Scènes

Le bleu ultramarin teinte les rencontres AJC 2021

Les Rencontres AJC, rendez-vous annuel du jazz français, étaient consacrées à la scène d’Outre-Mer.


Sebastian Scotney, de LondonJazzNews, porte un regard extérieur sur ces rencontres françaises et sur les problématiques des départements ultramarins.
Il découvre à cette occasion la personnalité fascinante de Christiane Taubira, venue en spécialiste du jazz et de l’Outre-Mer pour tenir l’un de ces discours clairs, concis et plein d’humour qui sont sa marque de fabrique. Voici son retour sur ces rencontres AJC dédiées au jazz ultramarin.

Les rencontres annuelles organisées par AJC (Association Jazzé Croisé) constituent un rendez-vous majeur pour les acteurs professionnels du jazz en France.

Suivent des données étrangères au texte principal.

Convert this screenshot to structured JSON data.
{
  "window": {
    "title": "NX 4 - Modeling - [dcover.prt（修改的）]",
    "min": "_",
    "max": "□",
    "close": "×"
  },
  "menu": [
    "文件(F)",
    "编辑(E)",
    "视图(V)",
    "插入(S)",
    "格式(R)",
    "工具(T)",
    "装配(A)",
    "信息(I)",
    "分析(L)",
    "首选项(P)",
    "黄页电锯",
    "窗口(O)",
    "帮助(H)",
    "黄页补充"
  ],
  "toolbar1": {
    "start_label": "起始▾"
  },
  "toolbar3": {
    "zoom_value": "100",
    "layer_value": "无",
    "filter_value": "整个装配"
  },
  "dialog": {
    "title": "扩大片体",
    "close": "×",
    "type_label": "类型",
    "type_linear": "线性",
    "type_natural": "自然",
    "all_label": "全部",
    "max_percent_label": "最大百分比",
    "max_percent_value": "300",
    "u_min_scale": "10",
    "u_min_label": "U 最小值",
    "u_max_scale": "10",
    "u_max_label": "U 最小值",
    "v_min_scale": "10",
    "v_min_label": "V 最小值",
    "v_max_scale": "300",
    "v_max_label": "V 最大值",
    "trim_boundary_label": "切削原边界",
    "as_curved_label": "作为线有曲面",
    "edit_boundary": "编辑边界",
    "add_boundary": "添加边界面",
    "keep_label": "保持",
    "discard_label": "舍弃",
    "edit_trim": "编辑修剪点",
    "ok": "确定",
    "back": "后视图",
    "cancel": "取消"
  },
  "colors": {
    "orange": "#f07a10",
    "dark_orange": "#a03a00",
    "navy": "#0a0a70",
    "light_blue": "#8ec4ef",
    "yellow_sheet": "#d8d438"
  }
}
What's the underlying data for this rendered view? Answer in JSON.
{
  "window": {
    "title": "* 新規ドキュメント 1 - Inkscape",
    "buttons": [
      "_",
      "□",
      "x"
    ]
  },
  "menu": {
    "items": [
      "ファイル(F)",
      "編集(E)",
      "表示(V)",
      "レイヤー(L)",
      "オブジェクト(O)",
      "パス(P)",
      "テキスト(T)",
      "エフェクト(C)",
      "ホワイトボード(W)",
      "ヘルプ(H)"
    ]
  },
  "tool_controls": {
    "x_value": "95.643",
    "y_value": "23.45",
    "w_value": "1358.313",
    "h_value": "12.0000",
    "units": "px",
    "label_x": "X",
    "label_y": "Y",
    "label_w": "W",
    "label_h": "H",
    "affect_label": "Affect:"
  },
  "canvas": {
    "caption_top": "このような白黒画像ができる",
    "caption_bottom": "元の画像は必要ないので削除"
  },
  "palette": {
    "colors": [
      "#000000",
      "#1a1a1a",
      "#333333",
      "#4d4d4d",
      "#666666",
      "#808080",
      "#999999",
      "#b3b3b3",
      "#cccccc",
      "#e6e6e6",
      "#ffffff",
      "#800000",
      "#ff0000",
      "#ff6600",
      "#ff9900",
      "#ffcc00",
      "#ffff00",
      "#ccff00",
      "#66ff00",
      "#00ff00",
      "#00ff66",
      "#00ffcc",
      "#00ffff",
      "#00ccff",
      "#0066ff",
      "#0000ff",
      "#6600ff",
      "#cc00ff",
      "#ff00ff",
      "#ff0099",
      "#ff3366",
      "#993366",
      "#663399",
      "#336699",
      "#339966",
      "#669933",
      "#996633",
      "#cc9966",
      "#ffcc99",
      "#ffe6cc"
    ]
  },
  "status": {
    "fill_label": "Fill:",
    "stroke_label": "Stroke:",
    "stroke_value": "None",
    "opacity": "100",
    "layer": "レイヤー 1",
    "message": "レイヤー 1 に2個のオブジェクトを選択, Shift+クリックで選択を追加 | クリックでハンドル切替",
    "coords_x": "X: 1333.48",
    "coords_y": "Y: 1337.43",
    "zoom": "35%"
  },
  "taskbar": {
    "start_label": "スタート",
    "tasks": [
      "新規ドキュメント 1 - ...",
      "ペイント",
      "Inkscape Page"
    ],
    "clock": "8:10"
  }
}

C’est l’occasion pour l’AJC de présenter ses formations, officiellement labellisées Jazz Migration, à un public composé de responsables de festivals, de promoteurs et d’une quarantaine de membres de l’Europe Jazz Network.

Les organisateurs en profitent aussi pour présenter un événement associé, souvent international. En 2019, par exemple, c’était un important showcase de jazz nordique. Cette année, l’accent a été mis sur le jazz avec des concerts et une conférence présentant le contexte culturel de quatre des cinq Départements d’Outre-Mer de France : les îles antillaises de la Martinique et de la Guadeloupe, la Guyane française (en Amérique du Sud) et l’île de La Réunion dans l’Océan Indien [1]

Christiane Taubira aux Rencontres AJC © Charlène Mercier

La première chose à retenir de l’ensemble du programme est la façon dont les Français en général, et l’AJC en particulier, organisent ce genre de choses. Que le secteur jazz d’un pays s’organise de façon collégiale pour poursuivre un seul et même objectif plutôt que de se dire « Qu’est-ce que les Romains ont fait pour nous ? » n’est pas acquis pour tout le monde, surtout pour nous autres Britanniques…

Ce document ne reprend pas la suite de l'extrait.